1990: Lorscheider and Vimy at the University of Calgary
School of Medicine placed amalgam fillings with radioactive
mercury into pregnant sheep and monkeys. After just 29
days after the placement of the mercury amalgams, the
mercury was traced and found in the kidneys, the liver, the
gastrointestinal tract, the brain, and many other parts of
the body including the unborn fetus. For both the mother
and the fetus, the highest mercury level was in the pituitary
gland, suggesting an amalgam mercury role in depression
and mood disorders.
1983: University of Calgary research dentist Murray Vimy,
joined with Michael Ziff, and American dentist and author,
to found the International Academy of Oral Medicine
and Toxicology (IAOMT) to educate dentists and other
professionals about evidence based dentistry. With his
father, Sam Ziff, Michael Ziff went on to author books on
mercury free dentistry, dental mercury detox, and other
related issues.
1988: DAMS groups began forming in Albuquerque,
Denver, Chicago and elsewhere to educate the public.
DECEMBER 16, 1990: The CBS television show Sixty
Minutes, hosted by Morley Safer, and viewed by 30
million Americans, did an expose on the hazards of
mercury amalgams; the host interviewed scientists Lars
Friberg, Fritz Lorscheider, Murray Vimy and Boyd Haley.
The program even exposed the biased attacks by state
dental licensing boards on mercury free, holistic dentists.
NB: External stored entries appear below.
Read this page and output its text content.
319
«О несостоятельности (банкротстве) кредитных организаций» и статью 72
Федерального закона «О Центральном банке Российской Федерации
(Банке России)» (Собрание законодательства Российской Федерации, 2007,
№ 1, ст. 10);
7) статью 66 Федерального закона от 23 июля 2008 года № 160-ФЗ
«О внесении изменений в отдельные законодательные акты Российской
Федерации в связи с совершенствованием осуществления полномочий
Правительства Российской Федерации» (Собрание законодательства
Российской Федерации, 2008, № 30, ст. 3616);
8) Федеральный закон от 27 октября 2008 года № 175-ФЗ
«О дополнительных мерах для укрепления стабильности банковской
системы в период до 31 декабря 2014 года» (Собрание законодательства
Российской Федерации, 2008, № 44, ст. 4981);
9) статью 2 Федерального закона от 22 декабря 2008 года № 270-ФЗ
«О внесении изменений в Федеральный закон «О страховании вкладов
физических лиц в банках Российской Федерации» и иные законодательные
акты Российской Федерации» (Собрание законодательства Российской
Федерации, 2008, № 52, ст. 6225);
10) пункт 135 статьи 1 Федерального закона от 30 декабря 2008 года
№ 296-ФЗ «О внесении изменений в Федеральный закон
The ADA spokesmen squirmed under the pointed questions
of the host.
1993: Its All in Your Head, by Hal Huggins began making
further headway in expanding public awareness of the
amalgam mercury problem.
1993: Anne Sommers, Ph.D., a microbiologist, reported that
the placement of mercury amalgam fillings in monkeys and
in humans causes a major shift in kinds of bacteria found in
intestines. Through natural selection, some bacteria survive
the mercury poison and are mercury resistant. Interestingly,
the mercury resistant were found to have become antibiotic
resistant; Sommers concluded that amalgams tend to
produce more anti-biotic resistant bacteria.
1993, DECEMBER: The largest German manufacturer of
amalgam, Degussa AG, stopped making amalgam.
1994: Sweden announced phase out of amalgam fillings,
starting with pregnant women and children.
1994: Lorscheider, Vimy, Pendergrass and Haley reported
that elemental mercury vapor from amalgam fillings is
toxic to brain neurons. Low-dose mercury causes the
neurofibrillary tangles in the brain – regarded as a key
marker of Alzheimer’s disease.
1994: A human autopsy study on babies who had died of
Sudden Infant Death Syndrome (SIDS) was published by
Drasch and others at the University of Munich in Germany.
Drasch found a strong correlation between the mercury
levels in the brains and kidneys of the babies and the number
of amalgam fillings in the mother’s teeth. These findings
were confirmed by another autopsy study conducted
in the 1996 by Lutz. These studies showed that mercury
from a mother’s mercury amalgam fillings is typically the
major source of mercury for her unborn child. The German
government then acted to curb the use of amalgams in
children and women of child bearing age.
1995: G. Mark Richardson, Ph.D., released a report for
Health Canada, Canada’s chief health regulatory body,
on mercury exposure from dental amalgam fillings. He
found that amalgams contribute about 50% or more of an
adult’s mercury exposure and present an unacceptable
hazard. Richardson advised Health Canada to ban dental
amalgams; Health Canada did not go that far but in 1996
it established guidelines for dentists discouraging the use
of amalgams in children, pregnant women, people with
kidney disorders and other vulnerable people.